W niedzielę głównym tematem programów publicystycznych była rezolucja ws. wyroku polskiego Trybunału Konstytucyjnego, a także konsekwencje ewentualnego wstrzymania Polsce wypłat unijnych środków.
Po szczycie UE w Brukseli przewodnicząca Komisji Europejskiej Ursula von der Leyen wskazała, że system dyscyplinarny dla sędziów w Polsce musi zostać zmieniony, a sędziowie odwołani niezgodnie z prawem muszą zostać przywróceni do pracy.
Zagroziła rządowi uruchomieniem wobec Polski procedury warunkowości oraz "innych instrumentów finansowych" (czytaj kar finansowych).
Europosłanka PiS Anna Zalewska w Radiu Zet oceniła, że w rezolucji pojawiają się sformułowania "absolutnie niemożliwe w demokratycznym świecie". - Zachęcanie do buntu przeciwko rządowi i żądanie niepłacenia pieniędzy dla Polek i Polaków - mówiła.

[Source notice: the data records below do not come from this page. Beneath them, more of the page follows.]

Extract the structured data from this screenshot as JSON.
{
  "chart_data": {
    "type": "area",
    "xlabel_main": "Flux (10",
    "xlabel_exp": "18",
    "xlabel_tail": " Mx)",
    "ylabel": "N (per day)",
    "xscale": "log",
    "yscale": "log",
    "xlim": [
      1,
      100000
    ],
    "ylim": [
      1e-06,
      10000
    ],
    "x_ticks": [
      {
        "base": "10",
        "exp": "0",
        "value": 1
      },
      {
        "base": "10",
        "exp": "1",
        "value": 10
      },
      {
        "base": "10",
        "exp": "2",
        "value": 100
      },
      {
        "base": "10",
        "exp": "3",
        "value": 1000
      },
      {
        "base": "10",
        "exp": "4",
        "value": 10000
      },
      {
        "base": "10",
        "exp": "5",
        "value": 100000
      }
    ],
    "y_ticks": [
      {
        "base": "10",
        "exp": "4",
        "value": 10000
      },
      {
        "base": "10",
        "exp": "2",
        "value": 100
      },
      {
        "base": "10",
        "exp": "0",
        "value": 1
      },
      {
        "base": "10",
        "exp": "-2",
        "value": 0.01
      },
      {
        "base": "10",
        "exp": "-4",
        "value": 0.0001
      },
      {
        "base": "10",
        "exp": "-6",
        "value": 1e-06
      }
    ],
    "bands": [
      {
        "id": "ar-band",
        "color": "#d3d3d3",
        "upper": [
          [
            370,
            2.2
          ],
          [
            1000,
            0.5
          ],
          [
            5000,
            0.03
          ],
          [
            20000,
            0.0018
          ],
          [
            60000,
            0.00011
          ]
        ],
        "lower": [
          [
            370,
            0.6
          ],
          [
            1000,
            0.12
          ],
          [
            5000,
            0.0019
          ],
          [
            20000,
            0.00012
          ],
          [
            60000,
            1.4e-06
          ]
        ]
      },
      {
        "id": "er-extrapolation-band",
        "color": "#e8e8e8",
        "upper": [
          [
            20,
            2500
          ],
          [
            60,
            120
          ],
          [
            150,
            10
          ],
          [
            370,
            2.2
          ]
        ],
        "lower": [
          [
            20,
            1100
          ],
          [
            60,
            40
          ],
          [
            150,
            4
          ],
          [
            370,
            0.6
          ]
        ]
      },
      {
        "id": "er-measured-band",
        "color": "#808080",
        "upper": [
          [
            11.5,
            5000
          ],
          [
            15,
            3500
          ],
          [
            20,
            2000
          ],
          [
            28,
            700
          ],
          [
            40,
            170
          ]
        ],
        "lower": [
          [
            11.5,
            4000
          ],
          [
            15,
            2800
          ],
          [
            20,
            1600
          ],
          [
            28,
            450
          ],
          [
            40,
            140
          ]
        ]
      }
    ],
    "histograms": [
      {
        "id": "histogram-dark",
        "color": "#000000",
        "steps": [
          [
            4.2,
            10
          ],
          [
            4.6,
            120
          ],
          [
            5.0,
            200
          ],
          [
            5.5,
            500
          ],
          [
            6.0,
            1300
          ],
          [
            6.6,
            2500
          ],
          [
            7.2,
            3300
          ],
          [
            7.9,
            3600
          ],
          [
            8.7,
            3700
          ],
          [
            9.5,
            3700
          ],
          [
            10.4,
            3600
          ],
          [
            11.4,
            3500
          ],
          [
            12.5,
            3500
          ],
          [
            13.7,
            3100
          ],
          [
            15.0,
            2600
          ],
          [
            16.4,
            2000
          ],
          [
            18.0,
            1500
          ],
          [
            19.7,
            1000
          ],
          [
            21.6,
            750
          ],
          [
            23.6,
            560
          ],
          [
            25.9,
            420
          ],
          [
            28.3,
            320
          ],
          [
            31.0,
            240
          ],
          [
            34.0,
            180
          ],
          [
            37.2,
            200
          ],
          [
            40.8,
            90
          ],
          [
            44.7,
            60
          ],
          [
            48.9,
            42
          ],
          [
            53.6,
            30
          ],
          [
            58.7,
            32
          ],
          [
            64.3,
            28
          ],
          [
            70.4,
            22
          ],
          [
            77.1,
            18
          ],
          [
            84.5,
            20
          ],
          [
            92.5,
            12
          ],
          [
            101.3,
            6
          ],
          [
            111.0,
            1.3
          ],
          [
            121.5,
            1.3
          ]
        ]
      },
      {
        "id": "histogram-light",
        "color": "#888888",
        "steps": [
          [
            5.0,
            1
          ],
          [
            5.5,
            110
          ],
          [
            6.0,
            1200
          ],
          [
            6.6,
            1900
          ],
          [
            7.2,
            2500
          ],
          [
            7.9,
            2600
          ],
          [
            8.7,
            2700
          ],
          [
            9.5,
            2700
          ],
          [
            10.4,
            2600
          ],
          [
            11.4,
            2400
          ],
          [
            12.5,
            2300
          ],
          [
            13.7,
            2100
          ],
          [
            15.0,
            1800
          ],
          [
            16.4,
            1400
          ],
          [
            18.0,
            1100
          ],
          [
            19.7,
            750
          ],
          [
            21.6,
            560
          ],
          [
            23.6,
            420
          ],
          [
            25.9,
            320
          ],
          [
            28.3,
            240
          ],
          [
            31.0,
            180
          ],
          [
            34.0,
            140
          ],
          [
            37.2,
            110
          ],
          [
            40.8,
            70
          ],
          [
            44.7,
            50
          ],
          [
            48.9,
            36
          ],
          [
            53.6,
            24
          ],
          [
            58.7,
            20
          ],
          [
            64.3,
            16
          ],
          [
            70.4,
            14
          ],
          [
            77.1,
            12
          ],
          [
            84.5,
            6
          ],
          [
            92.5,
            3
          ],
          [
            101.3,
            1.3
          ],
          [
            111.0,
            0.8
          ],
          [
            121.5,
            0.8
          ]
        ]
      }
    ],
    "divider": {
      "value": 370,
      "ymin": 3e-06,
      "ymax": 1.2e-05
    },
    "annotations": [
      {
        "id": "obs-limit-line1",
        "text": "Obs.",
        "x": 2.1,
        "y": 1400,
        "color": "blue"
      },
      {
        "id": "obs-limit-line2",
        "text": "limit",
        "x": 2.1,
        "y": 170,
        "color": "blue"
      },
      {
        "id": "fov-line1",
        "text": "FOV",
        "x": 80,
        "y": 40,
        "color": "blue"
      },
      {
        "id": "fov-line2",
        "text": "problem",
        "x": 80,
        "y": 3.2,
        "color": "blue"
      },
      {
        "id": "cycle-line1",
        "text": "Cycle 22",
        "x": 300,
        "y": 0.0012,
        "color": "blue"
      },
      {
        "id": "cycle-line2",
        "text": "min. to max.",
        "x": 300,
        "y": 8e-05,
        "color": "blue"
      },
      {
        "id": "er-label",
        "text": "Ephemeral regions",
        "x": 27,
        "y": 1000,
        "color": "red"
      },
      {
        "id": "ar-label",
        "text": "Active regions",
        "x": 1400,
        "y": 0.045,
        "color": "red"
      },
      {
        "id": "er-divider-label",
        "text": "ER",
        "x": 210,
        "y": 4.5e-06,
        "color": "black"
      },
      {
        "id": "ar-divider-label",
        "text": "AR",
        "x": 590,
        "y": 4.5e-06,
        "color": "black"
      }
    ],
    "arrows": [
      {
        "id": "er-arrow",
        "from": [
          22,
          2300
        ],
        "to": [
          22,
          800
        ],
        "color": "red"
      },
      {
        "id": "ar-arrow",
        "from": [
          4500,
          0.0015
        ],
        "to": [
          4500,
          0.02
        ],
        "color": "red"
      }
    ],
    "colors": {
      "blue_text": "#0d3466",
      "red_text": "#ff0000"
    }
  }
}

- Mamy do czynienia z lewicowo-liberalną rodziną, która jest tam totalną większością. To było widać podczas debaty, którą trudno nazwać debatą, dlatego że na merytoryczne, bardzo dobre wystąpienie pana premiera Morawieckiego, mieliśmy absolutnie agresywne, napisane przez polskich eurodeputowanych, bo to było widać w języku, w przykładach, koleżanek i kolegów z Lewicy i z EPP - podkreślała Zalewska.
Z kolei wiceszef MON i senator PiS Wojciech Skurkiewicz podkreślał w Polsat News, że środki unijne się Polsce należą i będą przekazane. Pytany, z czego ustąpi Polska w sporze z Brukselą, wskazał na likwidację Izby Dyscyplinarnej.
Również prezydencki doradca Piotr Sałek w TVN24 podkreślił, że "obszar sądownictwa jest obszarem pozatraktatowym". Przypomniał, że w drodze referendum przekazaliśmy Unii Europejskiej kompetencje w sprawach cła. Natomiast obronność, sądownictwo, służba zdrowia - to są kompetencje pozaunijne.
Sałek podkreślił także, że polski Krajowy Plan Odbudowy powinien być zatwierdzony do początku sierpnia, a to się nie stało.
Z kolei wicemarszałek Sejmu Piotr Zgorzelski z PSL ocenił, że dużo bardziej sprawiedliwie byłoby, gdyby środki z Unii trafiły bezpośrednio do samorządów województw. - Tam są urzędnicy, specjaliści, którzy potrafią zagospodarować każde euro - mówił w Polsat News.
- Oczywiście środki wpłyną. Nie jest ani zasługa Donalda Tuska, ani zasługa premiera Morawieckiego, tylko jest to zasługa roztropnej polityki UE, która w okresie popandemicznym potrafiła podjąć wysiłek kolejny i zorganizować te środki - stwierdził polityk ludowców.